Vertrauensfrage? Merkel winkt ab

Angela Merkel

Berlin. Kanzlerin Merkel hofft nach dem Gipfel auf die Unterstützung der Unionsfraktion - Kritiker wollen aber nicht verstummen.

Auch die nächsten Tage werden für Angela Merkel kein Spaziergang werden. Denn die Kritiker der Griechenland-Rettung wollen nicht verstummen. In Merkels eigener Fraktion wurde der Brüsseler Kompromiss gestern vor allem skeptisch bewertet. Lob für Merkel? Das gab es nur qua Amt von ihren engen Getreuen wie CDU-Generalsekretär Peter Tauber oder ihrem Stellvertreter im Parteivorsitz, Armin Laschet. An eine Vertrauensfrage im Bundestag denkt die Kanzlerin aber nicht – noch nicht.

„Die Vertrauensfrage erwäge ich nicht zu stellen“, meinte Merkel nach dem Verhandlungsmarathon in Brüssel. Sie empfehle dem Bundestag, der Aufnahme von Verhandlungen über neue Hilfen für Griechenland zuzustimmen. „Aus voller Überzeugung“, ergänzte die Kanzlerin mit Nachdruck.

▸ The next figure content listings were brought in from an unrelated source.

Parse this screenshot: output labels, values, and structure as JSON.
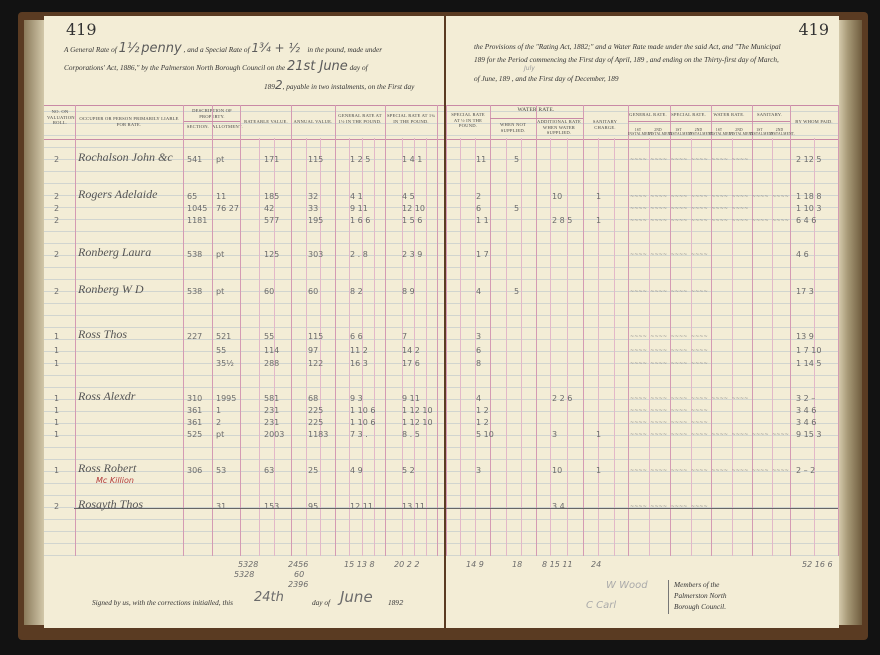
{
  "left_page": {
    "page_number": "419",
    "heading_lines": [
      "A General Rate of",
      "penny",
      ", and a Special Rate of",
      "in the pound, made under",
      "Corporations' Act, 1886,\" by the Palmerston North Borough Council on the",
      "21st June",
      "day of",
      "189",
      ", payable in two instalments, on the First day"
    ],
    "handwritten": {
      "general_rate": "1½",
      "special_rate": "1¾ + ½",
      "day": "21st June",
      "year": "2"
    },
    "columns": {
      "roll": "No. on Valuation Roll.",
      "occupier": "Occupier or Person Primarily Liable for Rate.",
      "description": "Description of Property.",
      "section": "Section.",
      "allotment": "Allotment.",
      "rateable": "Rateable Value.",
      "annual": "Annual Value.",
      "general_rate": "General Rate at 1½ in the pound.",
      "special_rate": "Special Rate at 1¾ in the pound."
    },
    "rows": [
      {
        "roll": "2",
        "name": "Rochalson John &c",
        "section": "541",
        "allotment": "pt",
        "rateable": "171",
        "annual": "115",
        "general": "1 2 5",
        "special": "1 4 1"
      },
      {
        "roll": "2",
        "name": "Rogers Adelaide",
        "section": "65",
        "allotment": "11",
        "rateable": "185",
        "annual": "32",
        "general": "4 1",
        "special": "4 5"
      },
      {
        "roll": "2",
        "name": "",
        "section": "1045",
        "allotment": "76 27",
        "rateable": "42",
        "annual": "33",
        "general": "9 11",
        "special": "12 10"
      },
      {
        "roll": "2",
        "name": "",
        "section": "1181",
        "allotment": "",
        "rateable": "577",
        "annual": "195",
        "general": "1 6 6",
        "special": "1 5 6"
      },
      {
        "roll": "2",
        "name": "Ronberg Laura",
        "section": "538",
        "allotment": "pt",
        "rateable": "125",
        "annual": "303",
        "general": "2 . 8",
        "special": "2 3 9"
      },
      {
        "roll": "2",
        "name": "Ronberg W D",
        "section": "538",
        "allotment": "pt",
        "rateable": "60",
        "annual": "60",
        "general": "8 2",
        "special": "8 9"
      },
      {
        "roll": "1",
        "name": "Ross Thos",
        "section": "227",
        "allotment": "521",
        "rateable": "55",
        "annual": "115",
        "general": "6 6",
        "special": "7"
      },
      {
        "roll": "1",
        "name": "",
        "section": "",
        "allotment": "55",
        "rateable": "114",
        "annual": "97",
        "general": "11 2",
        "special": "14 2"
      },
      {
        "roll": "1",
        "name": "",
        "section": "",
        "allotment": "35½",
        "rateable": "288",
        "annual": "122",
        "general": "16 3",
        "special": "17 6"
      },
      {
        "roll": "1",
        "name": "Ross Alexdr",
        "section": "310",
        "allotment": "1995",
        "rateable": "581",
        "annual": "68",
        "general": "9 3",
        "special": "9 11"
      },
      {
        "roll": "1",
        "name": "",
        "section": "361",
        "allotment": "1",
        "rateable": "231",
        "annual": "225",
        "general": "1 10 6",
        "special": "1 12 10"
      },
      {
        "roll": "1",
        "name": "",
        "section": "361",
        "allotment": "2",
        "rateable": "231",
        "annual": "225",
        "general": "1 10 6",
        "special": "1 12 10"
      },
      {
        "roll": "1",
        "name": "",
        "section": "525",
        "allotment": "pt",
        "rateable": "2003",
        "annual": "1183",
        "general": "7 3 .",
        "special": "8 . 5"
      },
      {
        "roll": "1",
        "name": "Ross Robert",
        "section": "306",
        "allotment": "53",
        "rateable": "63",
        "annual": "25",
        "general": "4 9",
        "special": "5 2",
        "note": "Mc Killion"
      },
      {
        "roll": "2",
        "name": "Rosayth Thos",
        "section": "",
        "allotment": "31",
        "rateable": "153",
        "annual": "95",
        "general": "12 11",
        "special": "13 11",
        "struck": true
      }
    ],
    "totals": {
      "rateable": "5328",
      "rateable_below": "5328",
      "annual": "2456",
      "annual_adj": "60",
      "annual_below": "2396",
      "general": "15 13 8",
      "special": "20 2 2"
    },
    "signature_line": {
      "prefix": "Signed by us, with the corrections initialled, this",
      "day": "24th",
      "mid": "day of",
      "month": "June",
      "year_prefix": "189",
      "year": "2"
    }
  },
  "right_page": {
    "page_number": "419",
    "heading_lines": [
      "the Provisions of the \"Rating Act, 1882;\" and a Water Rate made under the said Act, and \"The Municipal",
      "189   for the Period commencing the First day of April, 189  , and ending on the Thirty-first day of March,",
      "of June, 189  , and the First day of December, 189  "
    ],
    "handwritten": {
      "july": "July"
    },
    "columns": {
      "special_rate": "Special Rate at ½ in the pound.",
      "water_rate": "Water Rate.",
      "not_supplied": "When Not Supplied.",
      "additional": "Additional Rate When Water Supplied.",
      "sanitary": "Sanitary Charge.",
      "paid_groups": [
        "General Rate.",
        "Special Rate.",
        "Water Rate.",
        "Sanitary."
      ],
      "instalments": [
        "1st Instalment.",
        "2nd Instalment."
      ],
      "by_whom_paid": "By Whom Paid."
    },
    "rows": [
      {
        "special": "11",
        "not_supplied": "5",
        "additional": "",
        "sanitary": "",
        "paid_marks": 6,
        "total": "2 12 5"
      },
      {
        "special": "2",
        "not_supplied": "",
        "additional": "10",
        "sanitary": "1",
        "paid_marks": 8,
        "total": "1 18 8"
      },
      {
        "special": "6",
        "not_supplied": "5",
        "additional": "",
        "sanitary": "",
        "paid_marks": 6,
        "total": "1 10 3"
      },
      {
        "special": "1 1",
        "not_supplied": "",
        "additional": "2 8 5",
        "sanitary": "1",
        "paid_marks": 8,
        "total": "6 4 6"
      },
      {
        "special": "1 7",
        "not_supplied": "",
        "additional": "",
        "sanitary": "",
        "paid_marks": 4,
        "total": "4 6"
      },
      {
        "special": "4",
        "not_supplied": "5",
        "additional": "",
        "sanitary": "",
        "paid_marks": 4,
        "total": "17 3"
      },
      {
        "special": "3",
        "not_supplied": "",
        "additional": "",
        "sanitary": "",
        "paid_marks": 4,
        "total": "13 9"
      },
      {
        "special": "6",
        "not_supplied": "",
        "additional": "",
        "sanitary": "",
        "paid_marks": 4,
        "total": "1 7 10"
      },
      {
        "special": "8",
        "not_supplied": "",
        "additional": "",
        "sanitary": "",
        "paid_marks": 4,
        "total": "1 14 5"
      },
      {
        "special": "4",
        "not_supplied": "",
        "additional": "2 2 6",
        "sanitary": "",
        "paid_marks": 6,
        "total": "3 2 –"
      },
      {
        "special": "1 2",
        "not_supplied": "",
        "additional": "",
        "sanitary": "",
        "paid_marks": 4,
        "total": "3 4 6"
      },
      {
        "special": "1 2",
        "not_supplied": "",
        "additional": "",
        "sanitary": "",
        "paid_marks": 4,
        "total": "3 4 6"
      },
      {
        "special": "5 10",
        "not_supplied": "",
        "additional": "3",
        "sanitary": "1",
        "paid_marks": 8,
        "total": "9 15 3"
      },
      {
        "special": "3",
        "not_supplied": "",
        "additional": "10",
        "sanitary": "1",
        "paid_marks": 8,
        "total": "2 – 2"
      },
      {
        "special": "",
        "not_supplied": "",
        "additional": "3 4",
        "sanitary": "",
        "paid_marks": 4,
        "total": "",
        "struck": true
      }
    ],
    "totals": {
      "special": "14 9",
      "not_supplied": "18",
      "additional": "8 15 11",
      "sanitary": "24",
      "total": "52 16 6"
    },
    "signatures": [
      "W Wood",
      "C Carl"
    ],
    "members_text": [
      "Members of the",
      "Palmerston North",
      "Borough Council."
    ]
  },
  "colors": {
    "paper": "#f3edd6",
    "rule_pink": "#d49bb3",
    "rule_blue": "#8ea6c6",
    "ink": "#5b5b5b",
    "red_ink": "#b23b3b",
    "cover": "#5a3b22"
  }
}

Trotzdem: Die Athener Regierung hat einen politischen Scherbenhaufen hinterlassen, das Vertrauen in sie ist bei den meisten Unionsabgeordneten zutiefst erschüttert. Nun soll der Bundestag am Freitag zu einer Sondersitzung zusammenkommen, schon am Donnerstagabend werden die Abgeordneten zur Fraktionssitzung erwartet. Der Fraktionsführung von CDU/CSU kommt die Aufgabe zu, in der Kürze der Zeit ein Stimmungsbild einzuholen und dafür zu sorgen, dass Merkel die Gefolgschaft jetzt nicht wegbricht.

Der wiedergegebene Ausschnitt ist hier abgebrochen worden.